BlockGraphChi: Enabling Block Update in Out-of-Core Graph Processing
Zhiyuan Shao,Zhenjie Mei,Xiaofeng Ding,Hai Jin
DOI: https://doi.org/10.1007/s10766-017-0532-z
2017-01-01
International Journal of Parallel Programming
Abstract:In the past several years, lots of out-of-core graph processing systems are built to process big graph datasets in computer systems with limited main memory. Due to the iterative nature of graph algorithms, most of these systems employ synchronous execution model to organize the computation, i.e., divide the computing into multiple rounds, each of which corresponds to one iteration of the graph algorithm. In order to fully utilize the disk bandwidth, these systems sequentially scan the whole graph dataset at each iteration. However, as the graph dataset under processing may be huge, more iterations generally means larger I/O overheads. Although asynchronous implementation of the synchronous execution model allows message passing within an iteration, the effectiveness is still limited. Since in such model, at most one message is allowed to be passed from one vertex to another. In this paper, we investigate the idea of block updating in the synchronous execution model framework in the out-of-core graph processing systems. With this new model, the system conducts graph algorithm on the loaded subgraph (i.e., block) to its local convergence, and then switches to other subgraphs to continue this process, until global convergence is reached.
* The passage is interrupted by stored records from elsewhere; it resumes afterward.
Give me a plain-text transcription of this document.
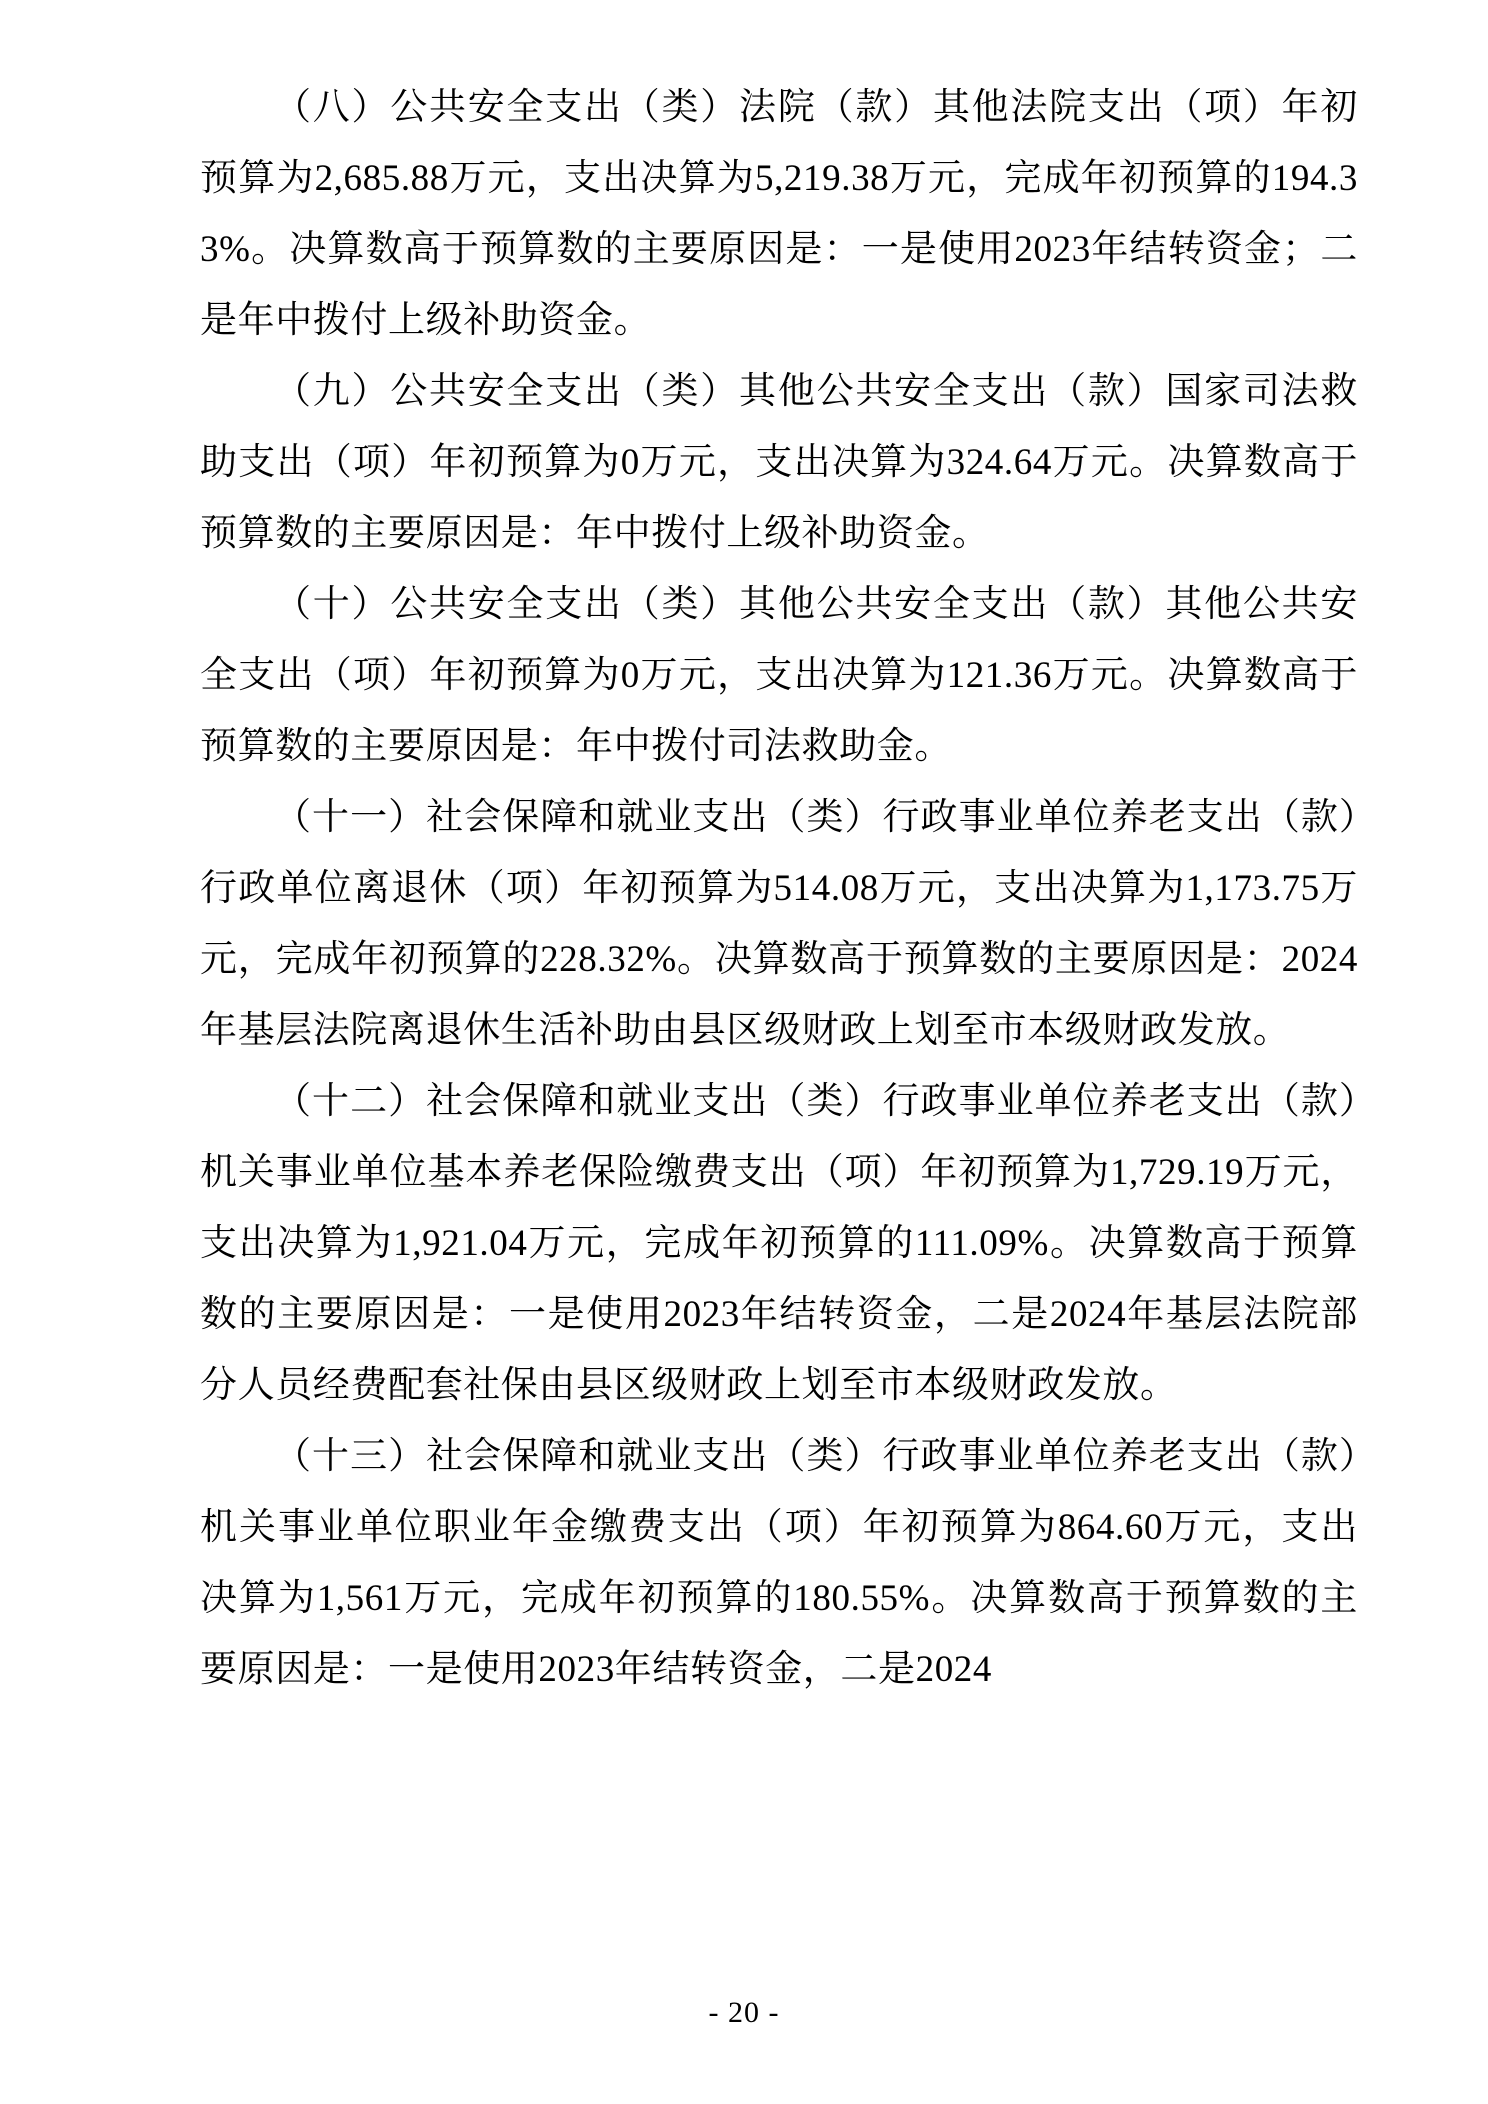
（八）公共安全支出（类）法院（款）其他法院支出（项）年初预算为2,685.88万元，支出决算为5,219.38万元，完成年初预算的194.33%。决算数高于预算数的主要原因是：一是使用2023年结转资金；二是年中拨付上级补助资金。

（九）公共安全支出（类）其他公共安全支出（款）国家司法救助支出（项）年初预算为0万元，支出决算为324.64万元。决算数高于预算数的主要原因是：年中拨付上级补助资金。

（十）公共安全支出（类）其他公共安全支出（款）其他公共安全支出（项）年初预算为0万元，支出决算为121.36万元。决算数高于预算数的主要原因是：年中拨付司法救助金。

（十一）社会保障和就业支出（类）行政事业单位养老支出（款）行政单位离退休（项）年初预算为514.08万元，支出决算为1,173.75万元，完成年初预算的228.32%。决算数高于预算数的主要原因是：2024年基层法院离退休生活补助由县区级财政上划至市本级财政发放。

（十二）社会保障和就业支出（类）行政事业单位养老支出（款）机关事业单位基本养老保险缴费支出（项）年初预算为1,729.19万元，支出决算为1,921.04万元，完成年初预算的111.09%。决算数高于预算数的主要原因是：一是使用2023年结转资金，二是2024年基层法院部分人员经费配套社保由县区级财政上划至市本级财政发放。

（十三）社会保障和就业支出（类）行政事业单位养老支出（款）机关事业单位职业年金缴费支出（项）年初预算为864.60万元，支出决算为1,561万元，完成年初预算的180.55%。决算数高于预算数的主要原因是：一是使用2023年结转资金，二是2024

- 20 -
We implement this new model in GraphChi (the result system is called BlockGraphChi), and propose a companion graph partition method, named as DMLP. By this study, we found that compared with the original execution model of GraphChi: (1) the new model can generally reduce the amount of iterations (and thus the I/O overheads) for graph algorithms, while the extent of reduction depends on the method of graph partitioning and the properties of the algorithms; (2) the new model can dramatically reduce the overall execution time of graph traversal algorithms (by up to 31.4 \(\times \)), and better partitioning method leads to better performance; (3) the new model has much smaller effectiveness on improving the overall performance of fix-point algorithms, such as PageRank, due to the increased computational overhead.